Collation Grapheme Clusters and Canonical Equivalence

Thu Oct 17 17:11:55 CDT 2019

There seems to be a Unicode non-compliance (C6) issue in the definition
of collation grapheme clusters (defined in UTS#10 Section 9.9).  Using
the DUCET collation, the canonically equivalent strings รู้ <U+0E23 THAI
CHARACTER RO RUA, U+0E39 THAI CHARACTER SARA UU, U+0E49 THAI CHARACTER
MAI THO> and รัู <U+0E23, U+0E49, U+0E39> decompose into collation
grapheme clusters in two different ways.  The first decomposes into
<U+0E23> and <U+0E39, U+0E49> and the second decomposes into <U+0E23,
U+0E49> and <U+0E39>.

Thus UTS#18 RL3.2 'Tailored Grapheme Clusters', namely "To meet this
requirement, an implementation shall provide for collation grapheme
clusters matches based on a locale's collation order", requires
canonically equivalent sequences to be interpreted differently.

Is this a known issue?

Should I report it against UTS#10 or UTS#18?
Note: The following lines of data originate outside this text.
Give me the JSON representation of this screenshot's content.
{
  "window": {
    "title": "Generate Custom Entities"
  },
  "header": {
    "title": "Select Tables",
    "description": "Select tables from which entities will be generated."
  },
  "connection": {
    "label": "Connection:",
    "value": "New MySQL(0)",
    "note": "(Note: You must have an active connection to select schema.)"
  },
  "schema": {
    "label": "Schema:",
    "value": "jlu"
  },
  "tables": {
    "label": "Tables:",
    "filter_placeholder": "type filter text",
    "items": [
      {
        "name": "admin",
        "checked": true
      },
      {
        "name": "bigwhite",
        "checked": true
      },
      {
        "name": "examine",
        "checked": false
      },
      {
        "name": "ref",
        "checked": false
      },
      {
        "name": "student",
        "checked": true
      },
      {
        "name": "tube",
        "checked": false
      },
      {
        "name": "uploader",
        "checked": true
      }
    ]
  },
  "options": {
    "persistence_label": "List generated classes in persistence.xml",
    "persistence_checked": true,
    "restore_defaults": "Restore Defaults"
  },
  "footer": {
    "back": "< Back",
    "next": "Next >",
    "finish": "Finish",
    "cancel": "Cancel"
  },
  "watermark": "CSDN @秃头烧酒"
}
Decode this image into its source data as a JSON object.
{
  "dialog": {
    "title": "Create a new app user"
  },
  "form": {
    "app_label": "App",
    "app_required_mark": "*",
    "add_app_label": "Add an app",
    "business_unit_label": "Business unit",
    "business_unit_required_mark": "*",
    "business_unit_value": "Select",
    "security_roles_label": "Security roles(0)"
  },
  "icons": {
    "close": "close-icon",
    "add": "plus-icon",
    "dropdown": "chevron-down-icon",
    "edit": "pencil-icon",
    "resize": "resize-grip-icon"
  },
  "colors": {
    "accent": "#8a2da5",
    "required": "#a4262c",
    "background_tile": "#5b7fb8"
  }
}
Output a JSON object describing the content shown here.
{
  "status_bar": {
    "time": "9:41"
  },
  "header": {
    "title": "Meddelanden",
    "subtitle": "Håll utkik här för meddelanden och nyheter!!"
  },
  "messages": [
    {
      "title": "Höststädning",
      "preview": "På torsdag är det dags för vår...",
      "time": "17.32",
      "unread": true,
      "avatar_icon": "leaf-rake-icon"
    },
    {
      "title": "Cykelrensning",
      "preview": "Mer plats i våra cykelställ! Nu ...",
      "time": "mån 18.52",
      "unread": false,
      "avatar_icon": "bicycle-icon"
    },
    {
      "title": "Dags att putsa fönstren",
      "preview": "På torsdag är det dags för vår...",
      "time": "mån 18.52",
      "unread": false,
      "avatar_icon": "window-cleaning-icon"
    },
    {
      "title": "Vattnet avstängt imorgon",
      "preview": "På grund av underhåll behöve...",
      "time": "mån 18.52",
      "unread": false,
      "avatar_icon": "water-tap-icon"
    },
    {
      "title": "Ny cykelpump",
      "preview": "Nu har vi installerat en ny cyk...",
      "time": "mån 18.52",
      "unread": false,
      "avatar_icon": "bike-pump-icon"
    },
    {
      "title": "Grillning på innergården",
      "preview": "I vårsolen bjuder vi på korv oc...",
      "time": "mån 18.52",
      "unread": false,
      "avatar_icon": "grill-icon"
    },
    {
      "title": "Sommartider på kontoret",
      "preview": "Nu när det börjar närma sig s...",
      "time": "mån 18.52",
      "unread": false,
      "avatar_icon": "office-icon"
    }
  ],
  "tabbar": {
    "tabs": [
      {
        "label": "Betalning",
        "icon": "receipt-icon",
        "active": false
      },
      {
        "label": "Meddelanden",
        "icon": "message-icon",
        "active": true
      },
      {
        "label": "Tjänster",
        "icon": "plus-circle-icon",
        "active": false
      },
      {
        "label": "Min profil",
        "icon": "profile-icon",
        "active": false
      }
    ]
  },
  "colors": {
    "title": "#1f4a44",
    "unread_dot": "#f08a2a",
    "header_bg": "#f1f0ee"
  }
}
Is the phrase 'collation order' intended to preclude the use of search
collations?  Search collations allow one to find a collation grapheme
cluster starting with U+0E15 THAI CHARACTER TO TAO in its exemplifying
word เต่า <U+0E40 THAI CHARACTER SARA E, U+0E15, U+0E48 THAI CHARACTER
MAI EK, U+0E32 THAI CHARACTER SARA AA>.  DUCET splits it into <U+0E40,
U+0E15, U+0E48>, <U+0E32>, but most (all?) CLDR search collations split
it into <U+0E40>, <U+0E15, U+0E48>, <U+0E32>, matching the division
into grapheme clusters.

If we accept that in the Latin script Vietnamese tone marks have
primary weights (this only shows up with strings more than one
syllable long), I can produce more egregious examples based on the
various sequences canonically equivalent to U+1EAD LATIN SMALL LETTER A
WITH CIRCUMFLEX AND DOT BELOW or to U+1EDB LATIN SMALL LETTER O WITH
HORN AND ACUTE.

The root of the problem is the desire to match only contiguous
substrings.  This does not play nicely with canonical equivalence.

Richard.